Anno di pubblicazione: 2018

Il volume di Ishida vuole differenziarsi da precedenti studi sulla materia, che hanno generalmente trattato i casi di Italia, Giappone e Germania singolarmente e, spesso, in maniera non analitica. Secondo Ishida, per capire le strategie che hanno portato alla creazione dell’Asse, dando una corretta valutazione della sostanza di questa alleanza, è necessario focalizzarsi sulla struttura del processo decisionale in Italia e Giappone, in particolare all’interno dei Ministeri degli Esteri dei due paesi.
Questo approccio sicuramente innovativo rispetto alla letteratura già esistente sull’argomento ha anche il pregio di entrare nel merito di singoli personaggi chiave all’interno del processo decisionale che, per Ishida, non fu semplicemente determinato dall’alto, ma fu piuttosto il risultato di una complessa dialettica interna all’apparato. Più che agire come elementi di moderazione rispetto a leader autoritari carismatici quali Mussolini, Hitler e Konoe, le due diplomazie furono parte attiva e propositiva nel determinare e per- seguire l’aggressiva politica espansionista di Italia e Giappone. Per l’a. questo era connaturato alla struttura stessa delle rispettive diplomazie, apparentemente impegnate a tradurre in una forma accettabile gli eccessi verbali delle leadership, ma che, nella sostanza, più che fungere da argine alle derive avventuriste, le assecondarono. Ad esempio, Grandi come Yoshida, pur ritenuti «filo-britannici» fecero ben poco, dal punto di vista concreto, per dare un diverso indirizzo alle politiche estere dei rispettivi paesi.
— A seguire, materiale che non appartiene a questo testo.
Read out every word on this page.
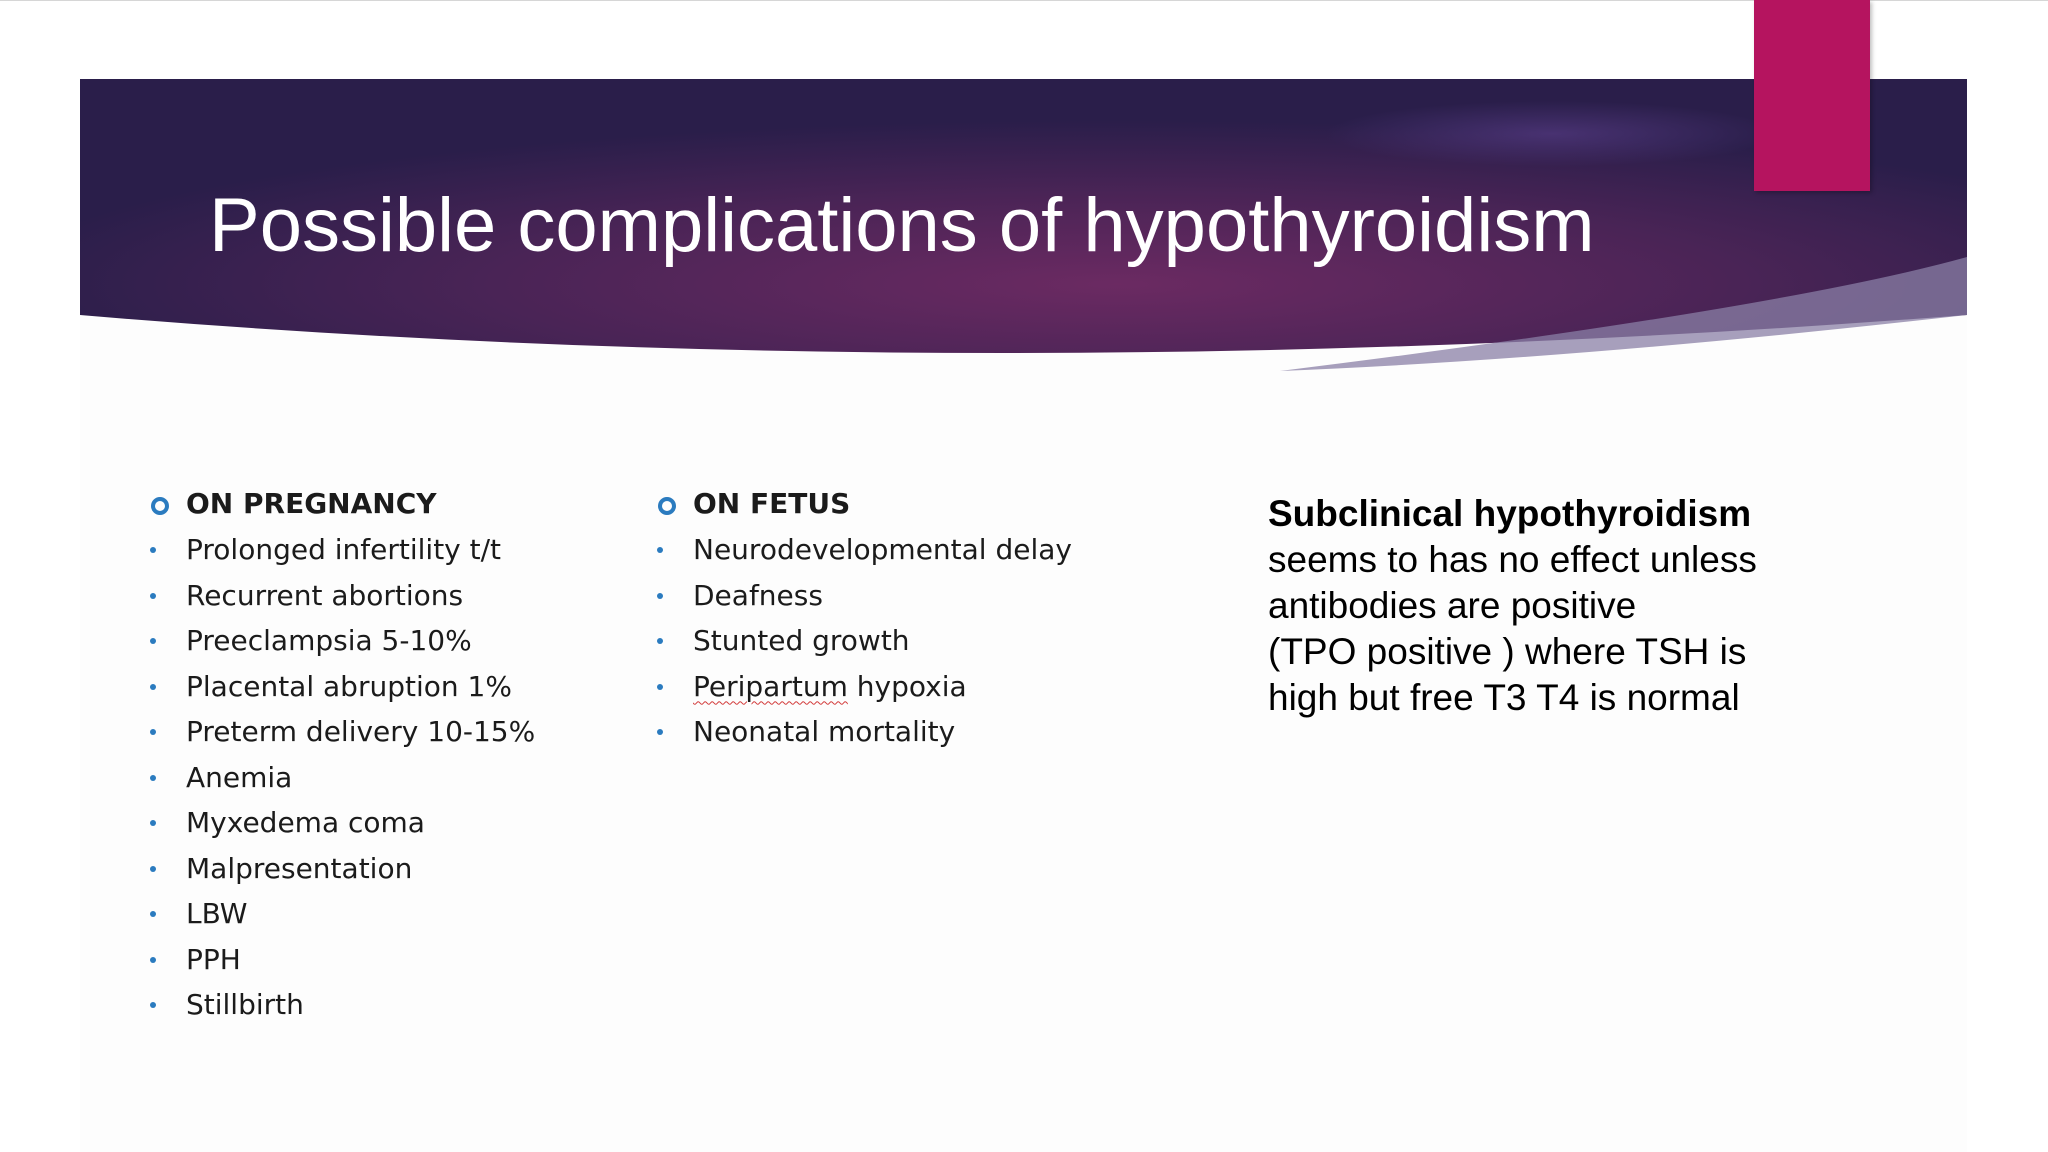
Possible complications of hypothyroidism
ON PREGNANCY
Prolonged infertility t/t
Recurrent abortions
Preeclampsia 5-10%
Placental abruption 1%
Preterm delivery 10-15%
Anemia
Myxedema coma
Malpresentation
LBW
PPH
Stillbirth
ON FETUS
Neurodevelopmental delay
Deafness
Stunted growth
Peripartum hypoxia
Neonatal mortality
Subclinical hypothyroidism
seems to has no effect unless
antibodies are positive
(TPO positive ) where TSH is
high but free T3 T4 is normal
Nonostante le differenze culturali, per Ishida le diplomazie d’Italia e Giappone operarono secondo logiche e tramite processi che avevano numerosi punti di contatto, anche a livello ideologico. Esse presentavano debolezze strutturali simili, derivanti dall’eccessiva parcellizzazione dei centri di potere in Giappone e dal prevalere dei personalismi tra le gerarchie fasciste in Italia. Al contempo, per differenziare i due regimi, l’a. utilizza la categoria «ultra-nazionalismo» per il Giappone, in contrapposizione a quella, ovvia, di fascismo per l’Italia. Questa scelta avrebbe forse meritato un maggiore approfondimento, dato l’enorme dibattito storiografico sul tema, che nel caso della scuola nordamericana del dopoguerra è stata motivata anche da valutazioni di opportunità politica più che da preoccupazioni accademiche. Detto questo, il volume di Ishida appare solido e la sua analisi convincente. Un lavoro che fornisce un contributo essenziale alla comprensione delle dinamiche sostanziali di un’alleanza, come quella fra le potenze dell’asse, che è stata troppo semplicisticamente definita «vuota» e dettata solo da ragioni di opportunismo.